Symptoms of Congenital Amegakaryocytic Thrombocytopenia

Most people with CAMT are identified in infancy, usually shortly after birth. Similar to other conditions with thrombocytopenia, bleeding is often one of the first symptoms. Bleeding typically occurs in the skin (called purpura), mouth, nose, and gastrointestinal tract. Almost all children diagnosed with CAMT have some skin findings. The most concerning bleeding is intracranial (brain) hemorrhage, but thankfully that does not happen often.

Most inherited bone marrow failure syndromes like Fanconi anemia or dyskeratosis congenita have obvious birth defects. Infants with CAMT do not have specific birth defects associated with the condition. This can help distinguish CAMT from another condition that presents at birth called thrombocytopenia absent radius syndrome. This condition has severe thrombocytopenia but is characterized by shortened forearms.

Diagnosis

A complete blood count (CBC) test is a common blood test drawn when someone has bleeding for unknown reasons. In CAMT, the CBC reveals severe thrombocytopenia, with a platelet count usually less than 80,000 cells per microliter without anemia (low red blood cell count) or changes in the white blood cell count. There are numerous reasons for a newborn infant to have thrombocytopenia, so the workup will likely include ruling out multiple infections, such as rubella, cytomegalovirus, and sepsis (severe bacterial infection). Thrombopoietin (also called megakaryocytic growth and development factor) is a protein that stimulates platelet production. Thrombopoietin levels in people with CAMT are elevated.

After more common causes of thrombocytopenia are ruled out, a bone marrow biopsy may be required to assess platelet production. The bone marrow biopsy in CAMT will reveal almost a complete absence of megakaryocytes, the blood cell that produces platelets. The combination of severely low platelet count and absence of megakaryocytes is diagnostic for CAMT. CAMT is caused by mutations in the MPL gene (thrombopoietin receptor). It is inherited in an autosomal recessive fashion, meaning both parents have to carry the trait for their child to develop the condition. If both parents are carriers, they have a 1 in 4 chance of having a child with CAMT. If desired, genetic testing can be sent to look for mutations in the MPL gene, but this testing is not required to make the diagnosis.

Treatment

Initial treatment is directed at stopping or preventing bleeding with platelet transfusions. Platelet transfusions can be very effective, but risks and benefits should be carefully weighed, since some people who receive multiple platelet transfusions can develop platelet antibodies, reducing the effectiveness of this treatment. Although some forms of thrombocytopenia can be treated with thrombopoietin, because people with CAMT do not have enough megakaryocytes to make platelets adequately, they do not respond to this treatment.

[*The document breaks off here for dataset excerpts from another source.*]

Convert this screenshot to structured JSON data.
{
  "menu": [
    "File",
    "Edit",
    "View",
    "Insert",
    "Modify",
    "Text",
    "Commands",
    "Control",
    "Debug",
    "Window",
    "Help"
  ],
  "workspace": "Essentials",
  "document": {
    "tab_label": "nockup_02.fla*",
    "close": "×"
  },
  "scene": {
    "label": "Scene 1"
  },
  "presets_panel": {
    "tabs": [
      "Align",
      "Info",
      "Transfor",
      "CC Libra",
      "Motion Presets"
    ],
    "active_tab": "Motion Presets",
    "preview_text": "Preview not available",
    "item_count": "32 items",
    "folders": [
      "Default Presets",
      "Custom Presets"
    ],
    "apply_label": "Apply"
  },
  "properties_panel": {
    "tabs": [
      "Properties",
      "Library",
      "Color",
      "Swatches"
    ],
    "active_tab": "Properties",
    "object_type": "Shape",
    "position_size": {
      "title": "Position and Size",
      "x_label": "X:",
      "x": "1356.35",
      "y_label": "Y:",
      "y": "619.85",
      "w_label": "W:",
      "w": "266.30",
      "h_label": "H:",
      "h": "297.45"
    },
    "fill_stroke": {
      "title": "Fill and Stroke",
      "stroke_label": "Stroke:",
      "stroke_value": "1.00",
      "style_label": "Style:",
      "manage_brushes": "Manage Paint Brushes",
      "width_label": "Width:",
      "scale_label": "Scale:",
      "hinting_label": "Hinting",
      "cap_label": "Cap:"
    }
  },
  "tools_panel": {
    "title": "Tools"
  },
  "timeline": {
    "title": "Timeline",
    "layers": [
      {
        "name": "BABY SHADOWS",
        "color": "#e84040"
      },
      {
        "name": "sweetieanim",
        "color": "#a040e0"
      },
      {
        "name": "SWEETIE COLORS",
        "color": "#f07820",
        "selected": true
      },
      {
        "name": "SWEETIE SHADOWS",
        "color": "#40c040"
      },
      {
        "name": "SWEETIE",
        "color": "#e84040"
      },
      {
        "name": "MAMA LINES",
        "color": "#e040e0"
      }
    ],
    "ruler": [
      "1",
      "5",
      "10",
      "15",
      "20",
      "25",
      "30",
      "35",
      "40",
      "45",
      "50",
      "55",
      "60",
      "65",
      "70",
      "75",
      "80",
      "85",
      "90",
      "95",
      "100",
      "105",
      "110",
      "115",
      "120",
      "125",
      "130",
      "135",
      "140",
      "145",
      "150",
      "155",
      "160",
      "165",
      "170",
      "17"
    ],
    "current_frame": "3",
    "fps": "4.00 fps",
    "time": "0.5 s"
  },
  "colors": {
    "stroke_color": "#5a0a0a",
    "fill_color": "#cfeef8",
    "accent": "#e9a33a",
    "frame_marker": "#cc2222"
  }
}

Although only platelets are affected initially, over time anemia and leukopenia (low white blood cell count) can develop. This lowering of all three blood cell types is called pancytopenia and may result in the development of severe aplastic anemia. This usually occurs between 3-4 years of age, but may occur at an older age in some patients.

The only curative therapy for amegakaryocytic thrombocytopenia currently is stem cell (or bone marrow) transplantation. This procedure uses stem cells from closely matched donors (usually a sibling if available) to resume blood cell production in the bone marrow. 

A Word From Verywell

Finding out your baby has a chronic medical condition shortly after birth can be devastating. Fortunately, platelet transfusions can be used to prevent bleeding episodes and stem cell transplants can be curative. Talk to your child’s physician about your concerns, and make sure you understand all the treatment options.